This paper addresses the question of visual communication in early modern learned journals. Paradoxically, the case analysed to explore this question concerns an image that never existed. In 1694 and 1703, the French naturalist Charles Plumier (1646-1704) published two articles on the American cochineal. One of the most valuable products in Transatlantic trade, the cochineal was still the object of debate by European naturalists, who were undecided whether it was an insect or the seed of a plant. With these two articles, Plumier entered into, for the first and the last time, a public scientific controversy. As a result of his observations with the microscope, he became convinced of the animal nature of the cochineal, yet he did not use any kind of picture to support this claim in his articles. The lack of any kind of visual argument is especially striking in the case of a naturalist whose notes include around three hundred drawings, and whose printed works were mainly composed by engravings. The question is thus why a scholar like Plumier, who observed and conceptualised nature through the practice of drawing, did not use images to support his claims in the context of a public debate such as that over the nature of the cochineal.

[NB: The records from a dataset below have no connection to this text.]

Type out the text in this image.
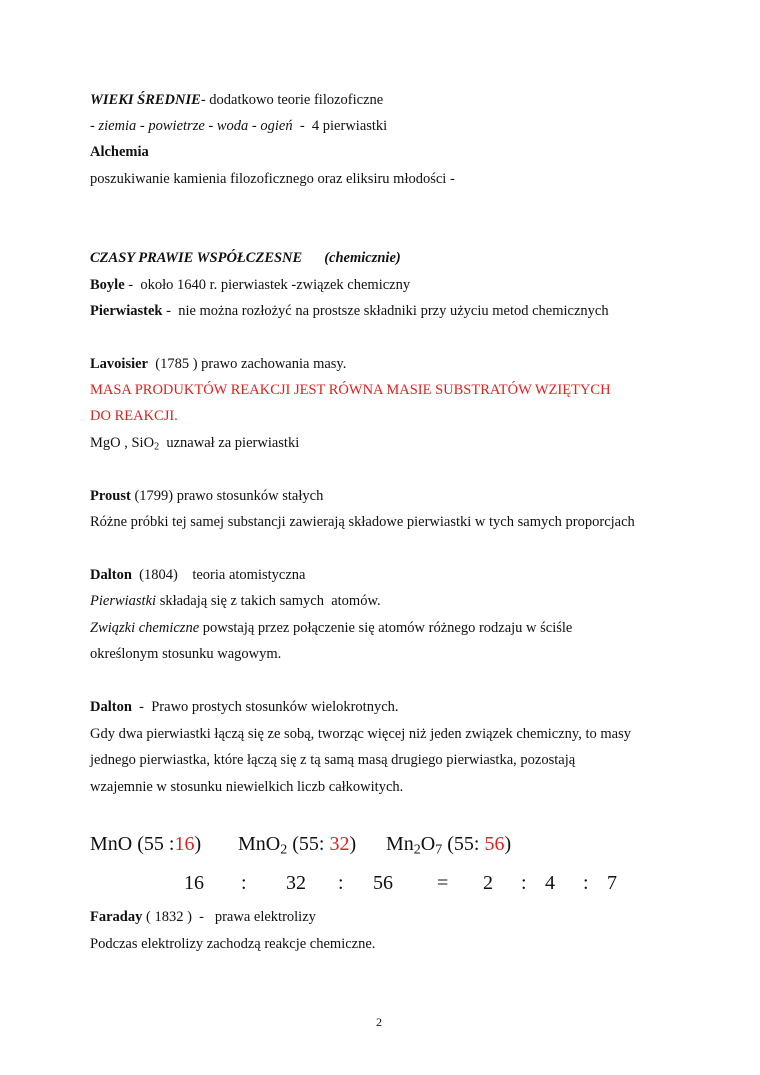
WIEKI ŚREDNIE- dodatkowo teorie filozoficzne
- ziemia - powietrze - woda - ogień  -  4 pierwiastki
Alchemia
poszukiwanie kamienia filozoficznego oraz eliksiru młodości -
CZASY PRAWIE WSPÓŁCZESNE (chemicznie)
Boyle -  około 1640 r. pierwiastek -związek chemiczny
Pierwiastek -  nie można rozłożyć na prostsze składniki przy użyciu metod chemicznych
Lavoisier  (1785 ) prawo zachowania masy.
MASA PRODUKTÓW REAKCJI JEST RÓWNA MASIE SUBSTRATÓW WZIĘTYCH
DO REAKCJI.
MgO , SiO$_2$  uznawał za pierwiastki
Proust (1799) prawo stosunków stałych
Różne próbki tej samej substancji zawierają składowe pierwiastki w tych samych proporcjach
Dalton  (1804)    teoria atomistyczna
Pierwiastki składają się z takich samych  atomów.
Związki chemiczne powstają przez połączenie się atomów różnego rodzaju w ściśle
określonym stosunku wagowym.
Dalton  -  Prawo prostych stosunków wielokrotnych.
Gdy dwa pierwiastki łączą się ze sobą, tworząc więcej niż jeden związek chemiczny, to masy
jednego pierwiastka, które łączą się z tą samą masą drugiego pierwiastka, pozostają
wzajemnie w stosunku niewielkich liczb całkowitych.
MnO (55 :16) MnO$_2$ (55: 32) $Mn_2O_7$ (55: 56)
16 : 32 : 56 = 2 : 4 : 7
Faraday ( 1832 )  -   prawa elektrolizy
Podczas elektrolizy zachodzą reakcje chemiczne.
2
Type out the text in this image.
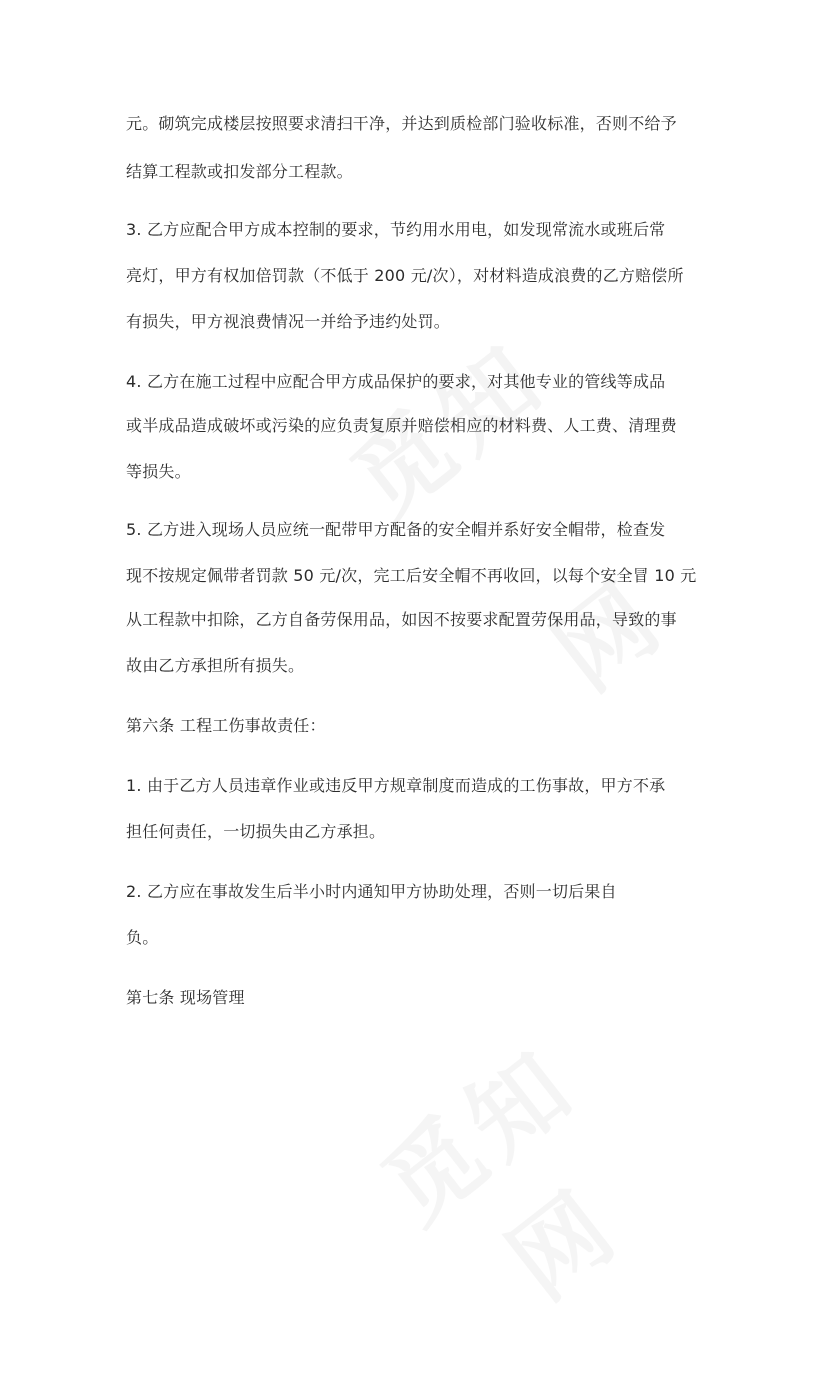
元。砌筑完成楼层按照要求清扫干净，并达到质检部门验收标准，否则不给予
结算工程款或扣发部分工程款。
3. 乙方应配合甲方成本控制的要求，节约用水用电，如发现常流水或班后常
亮灯，甲方有权加倍罚款（不低于 200 元/次），对材料造成浪费的乙方赔偿所
有损失，甲方视浪费情况一并给予违约处罚。
4. 乙方在施工过程中应配合甲方成品保护的要求，对其他专业的管线等成品
或半成品造成破坏或污染的应负责复原并赔偿相应的材料费、人工费、清理费
等损失。
5. 乙方进入现场人员应统一配带甲方配备的安全帽并系好安全帽带，检查发
现不按规定佩带者罚款 50 元/次，完工后安全帽不再收回，以每个安全冒 10 元
从工程款中扣除，乙方自备劳保用品，如因不按要求配置劳保用品，导致的事
故由乙方承担所有损失。
第六条 工程工伤事故责任：
1. 由于乙方人员违章作业或违反甲方规章制度而造成的工伤事故，甲方不承
担任何责任，一切损失由乙方承担。
2. 乙方应在事故发生后半小时内通知甲方协助处理，否则一切后果自
负。
第七条 现场管理
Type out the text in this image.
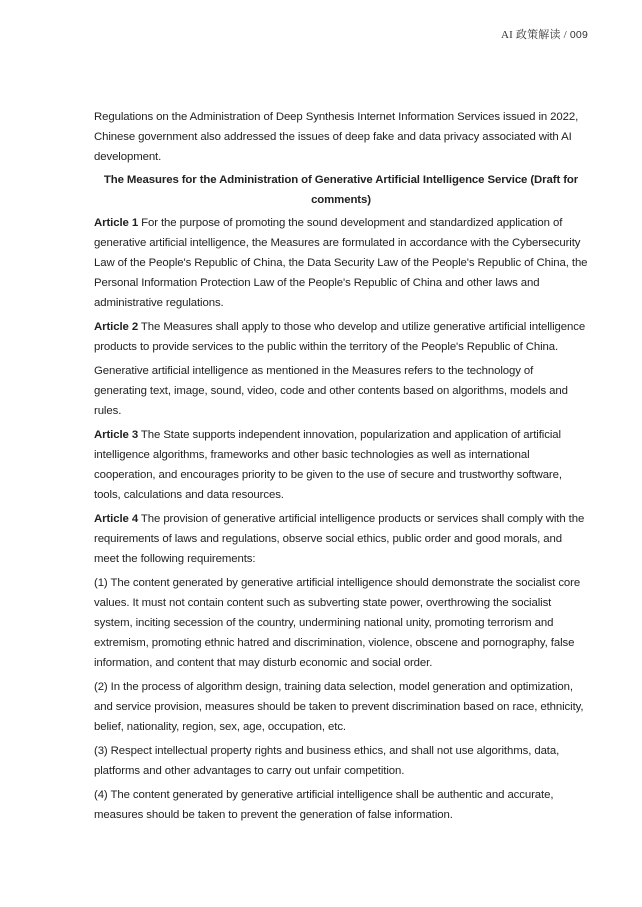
AI 政策解读 / 009

Regulations on the Administration of Deep Synthesis Internet Information Services issued in 2022, Chinese government also addressed the issues of deep fake and data privacy associated with AI development.

The Measures for the Administration of Generative Artificial Intelligence Service (Draft for comments)

Article 1 For the purpose of promoting the sound development and standardized application of generative artificial intelligence, the Measures are formulated in accordance with the Cybersecurity Law of the People's Republic of China, the Data Security Law of the People's Republic of China, the Personal Information Protection Law of the People's Republic of China and other laws and administrative regulations.

Article 2 The Measures shall apply to those who develop and utilize generative artificial intelligence products to provide services to the public within the territory of the People's Republic of China.

Generative artificial intelligence as mentioned in the Measures refers to the technology of generating text, image, sound, video, code and other contents based on algorithms, models and rules.

Article 3 The State supports independent innovation, popularization and application of artificial intelligence algorithms, frameworks and other basic technologies as well as international cooperation, and encourages priority to be given to the use of secure and trustworthy software, tools, calculations and data resources.

Article 4 The provision of generative artificial intelligence products or services shall comply with the requirements of laws and regulations, observe social ethics, public order and good morals, and meet the following requirements:

(1) The content generated by generative artificial intelligence should demonstrate the socialist core values. It must not contain content such as subverting state power, overthrowing the socialist system, inciting secession of the country, undermining national unity, promoting terrorism and extremism, promoting ethnic hatred and discrimination, violence, obscene and pornography, false information, and content that may disturb economic and social order.

(2) In the process of algorithm design, training data selection, model generation and optimization, and service provision, measures should be taken to prevent discrimination based on race, ethnicity, belief, nationality, region, sex, age, occupation, etc.

(3) Respect intellectual property rights and business ethics, and shall not use algorithms, data, platforms and other advantages to carry out unfair competition.

(4) The content generated by generative artificial intelligence shall be authentic and accurate, measures should be taken to prevent the generation of false information.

I will use this example to consider the ambiguous status of the visual in scientific controversies: while eyes were useful for understanding nature in a private sense, images do not seem to have been viewed as reliable evidence in a public debate. The paper attempts to explore, by means of this case study, the particular functions with which images were endowed in the public sphere, and to examine these in the context of the world of learned journals. My aim is to explore the ambiguity of the visual in the early modern period, as well as the uncertainties naturalists had to face when trying to construct a reliable account of nature.